Aligning Public Health with Human Priorities

Lessons from redesigning contact tracing in Uganda

Last year, designers from the U.S. and Kenya teamed up with a leading consortium of public health researchers to improve the effectiveness of contact tracing for tuberculosis in Uganda. In recent months, contact tracing has become a household term, but in Uganda and many other countries in the world, it’s long been an essential tool in combating tuberculosis—an ancient and persistent disease that remains the leading infectious killer in the world.

Contact tracing is the process of following up with the relatives and close contacts of a person who tests positive for an infectious disease. It’s a simple concept with deceptively difficult execution—akin to playing telephone on the elementary school lawn. While imperfect, it’s the best tool we’ve got for ensuring everyone with disease has a clear diagnosis, access to treatment, and is cured.

In Uganda, the process usually unfolds like this: if you test positive for TB, immediately after hearing your results, you are asked to share the names of everyone you live with, then coordinate a time for a community health worker to visit your house to test those people for TB. Then you sit together as the health worker explains medical information, collects sputum samples from everyone, and leaves—promising results to come via phone in days or weeks. This protocol has saved lives and helped stem the tide of the disease in Uganda. But, the experience can be uncomfortable, inconvenient, stigmatizing and scary—reducing its potential effectiveness.

Over the past several months, we set out to redesign the contact tracing process and experience—interviewing patients, health workers, and family members about barriers that exist today and testing potential interventions through prototyping. This surfaced a few key insights about the human experience of contact tracing that illuminate critical considerations for making it more effective in the future.

1. Fear of infecting those you love can be worse than the diagnosis.

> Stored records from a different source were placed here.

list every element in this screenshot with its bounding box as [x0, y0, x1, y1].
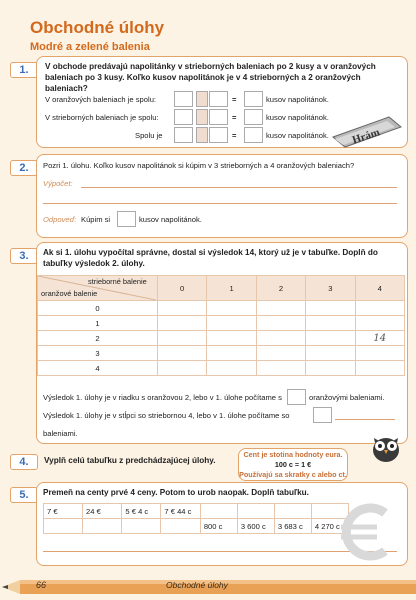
- task3-sentence2-line[interactable]: [335, 419, 395, 420]
- task2-answer-input[interactable]: [117, 211, 136, 227]
- row-header: 0: [38, 301, 158, 316]
- page-title: Obchodné úlohy: [30, 18, 165, 37]
- task1-row2-label: V strieborných baleniach je spolu:: [45, 113, 159, 122]
- task3-sentence2-a: Výsledok 1. úlohy je v stĺpci so striebornou 4, lebo v 1. úlohe počítame so: [43, 411, 290, 420]
- table-row: [38, 346, 405, 361]
- task3-sentence2-input[interactable]: [313, 407, 332, 423]
- task1-row3-unit: kusov napolitánok.: [266, 131, 329, 140]
- table-cell[interactable]: [157, 331, 206, 346]
- table-cell[interactable]: [207, 301, 256, 316]
- task1-row3-equals: =: [232, 131, 237, 140]
- table-cell[interactable]: [161, 519, 200, 534]
- task5-panel: [36, 482, 408, 566]
- task2-calc-line-1[interactable]: [81, 187, 397, 188]
- task3-question: Ak si 1. úlohu vypočítal správne, dostal si výsledok 14, ktorý už je v tabuľke. Doplň do tabuľky výsledok 2. úlohy.: [43, 248, 378, 268]
- table-cell[interactable]: [83, 519, 122, 534]
- col-header: 1: [207, 276, 256, 301]
- table-cell[interactable]: [207, 316, 256, 331]
- col-header: 0: [157, 276, 206, 301]
- table-cell[interactable]: [306, 361, 355, 376]
- page-number: 66: [36, 580, 47, 590]
- price-euro-cell: 24 €: [83, 504, 122, 519]
- task1-row1-input-a[interactable]: [174, 91, 193, 107]
- task1-row1-result[interactable]: [244, 91, 263, 107]
- task2-answer-label: Odpoveď:: [43, 215, 77, 224]
- row-header: 1: [38, 316, 158, 331]
- header-orange-label: oranžové balenie: [41, 289, 98, 298]
- task2-calc-line-2[interactable]: [43, 203, 397, 204]
- table-cell[interactable]: [207, 331, 256, 346]
- table-cell[interactable]: [256, 331, 305, 346]
- task3-sentence1-a: Výsledok 1. úlohy je v riadku s oranžovou 2, lebo v 1. úlohe počítame s: [43, 393, 282, 402]
- price-euro-cell: 7 € 44 c: [161, 504, 200, 519]
- table-cell[interactable]: [122, 519, 161, 534]
- table-cell[interactable]: [355, 301, 404, 316]
- results-table: [37, 275, 405, 376]
- task1-row2-input-a[interactable]: [174, 109, 193, 125]
- napolitanky-package-illustration: [331, 115, 403, 149]
- table-corner-cell: [38, 276, 158, 301]
- price-cent-cell: 3 600 c: [237, 519, 274, 534]
- table-cell[interactable]: [355, 361, 404, 376]
- row-header: 4: [38, 361, 158, 376]
- col-header: 4: [355, 276, 404, 301]
- col-header: 3: [306, 276, 355, 301]
- footer-label: Obchodné úlohy: [166, 580, 228, 590]
- cent-info-note: [238, 448, 348, 481]
- task1-question: V obchode predávajú napolitánky v strieborných baleniach po 2 kusy a v oranžových baleniach po 3 kusy. Koľko kusov napolitánok je v 4 strieborných a 2 oranžových baleniach?: [45, 62, 376, 93]
- row-header: 2: [38, 331, 158, 346]
- price-cent-cell: 3 683 c: [274, 519, 311, 534]
- table-cell[interactable]: [256, 361, 305, 376]
- task1-row3-label: Spolu je: [135, 131, 163, 140]
- table-cell[interactable]: [256, 346, 305, 361]
- task2-calc-label: Výpočet:: [43, 179, 73, 188]
- table-row: [38, 316, 405, 331]
- owl-illustration: [366, 428, 406, 464]
- task1-row2-operator[interactable]: [196, 109, 208, 125]
- table-row: [38, 331, 405, 346]
- table-cell[interactable]: [157, 301, 206, 316]
- task2-panel: [36, 154, 408, 238]
- task1-row2-equals: =: [232, 113, 237, 122]
- table-cell[interactable]: [44, 519, 83, 534]
- table-cell[interactable]: [256, 301, 305, 316]
- table-cell[interactable]: [157, 316, 206, 331]
- table-cell[interactable]: [306, 301, 355, 316]
- table-row: [44, 519, 349, 534]
- table-cell[interactable]: [157, 361, 206, 376]
- task1-row1-equals: =: [232, 95, 237, 104]
- task4-number: 4.: [10, 454, 38, 470]
- task1-number: 1.: [10, 62, 38, 78]
- euro-watermark-icon: [337, 503, 397, 561]
- task2-number: 2.: [10, 160, 38, 176]
- task5-number: 5.: [10, 487, 38, 503]
- table-cell[interactable]: [306, 331, 355, 346]
- task3-panel: [36, 242, 408, 444]
- table-cell[interactable]: [306, 316, 355, 331]
- table-cell[interactable]: [274, 504, 311, 519]
- table-cell[interactable]: [207, 361, 256, 376]
- task2-question: Pozri 1. úlohu. Koľko kusov napolitánok si kúpim v 3 strieborných a 4 oranžových baleniach?: [43, 161, 355, 170]
- package-brand-text: Hrám: [350, 126, 382, 147]
- page-subtitle: Modré a zelené balenia: [30, 41, 150, 53]
- table-row: [44, 504, 349, 519]
- price-cent-cell: 800 c: [200, 519, 237, 534]
- note-line-1: Cent je stotina hodnoty eura.: [243, 450, 343, 459]
- task2-answer-suffix: kusov napolitánok.: [139, 215, 202, 224]
- task1-row1-label: V oranžových baleniach je spolu:: [45, 95, 157, 104]
- table-cell[interactable]: [237, 504, 274, 519]
- note-line-3: Používajú sa skratky c alebo ct.: [239, 470, 347, 479]
- task1-row3-input-a[interactable]: [174, 127, 193, 143]
- price-conversion-table: [43, 503, 349, 534]
- table-row: [38, 361, 405, 376]
- price-euro-cell: 5 € 4 c: [122, 504, 161, 519]
- task1-row2-input-b[interactable]: [209, 109, 228, 125]
- task1-panel: [36, 56, 408, 148]
- table-cell[interactable]: [157, 346, 206, 361]
- table-cell-filled[interactable]: 14: [355, 331, 404, 346]
- table-cell[interactable]: [355, 346, 404, 361]
- task4-question: Vyplň celú tabuľku z predchádzajúcej úlohy.: [44, 456, 216, 465]
- task2-answer-prefix: Kúpim si: [81, 215, 111, 224]
- task1-row1-operator[interactable]: [196, 91, 208, 107]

What’s worse than getting a terrible diagnosis? Knowing you may have unknowingly spread it to someone you love. Contact tracing involves the scariest of scaries, and asks much of patients in a moment of extreme vulnerability. In Uganda, telling your family they might have TB can feel like condemning them to death, even when a cure is free and available. It’s a moment wrought with deep fear and profound stigma, and is not to be taken lightly. As we design for human-centered contact tracing, how might we enable newly diagnosed patients to reach out to their loved ones, on their own terms? More empathetic service design could distribute this discomfort—allowing patients the space to process their diagnosis, identify their contacts, and disclose in a less overwhelming cadence.

2. ‘Your list’ is not just a set of names, it’s a web of personal connections and complex relationships that can be difficult, embarrassing, or risky to name out loud.

Contact tracing usually starts with a list of names reported to a registry. While it’s important to get all the names down, it’s easy to miss the subtleties of how people live, whom they meet, and how they interact - all critical to understanding the full risk picture. In Uganda we found that many workers in the city went home to their families in the more rural areas on the weekend. Thus they had two homes, and two communities to potentially infect. Asking where people live wasn’t the right question; we needed to learn more about the rhythm of their lives. As we identify contacts, how might we honor the complexity of human relationships and follow-up thoughtfully as we share potentially distressing news? Contact tracing tools and processes need to make space for all of the relationships in our lives—even those we might forget or might rather omit.

3. To remain one step ahead of a highly contagious disease, we need to supercharge the capacity of our health workers.

Tracing everyone who may have been infected is a herculean task, one that requires diligent coordination that falls almost exclusively on overworked community health workers. In Uganda, we introduced exploratory ways to share the tasks of follow-up, enlisting moto drivers to transport samples, and volunteers to make follow up calls. While still in the testing phases, these shifts hold the potential to distribute the burden away from an already strapped health system, creating more capacity for trained health workers to focus on caregiving. As we follow-up with every case, how might we re-engineer the system to design for effective and expedient task sharing? Doing this well has the power to exponentially scale contact tracing when and where we need it most.

These insights formed the basis of a program that will be trialed over the coming years in Uganda. We’re hopeful this and other pilots like it—combined with innovative digital technology and coordinated tracking and follow-up—can inform a next generation of contact tracing efforts that is more efficient and effective in combating TB and a host of other infectious diseases.

Epidemiology is typically oriented around population-level data and national protocols, but as we saw in Uganda, the efficacy of our interventions often hinges on individual human experience. As designers and public health researchers, it’s critical that we keep people—and their complex needs, relationships and priorities—at the center of our efforts.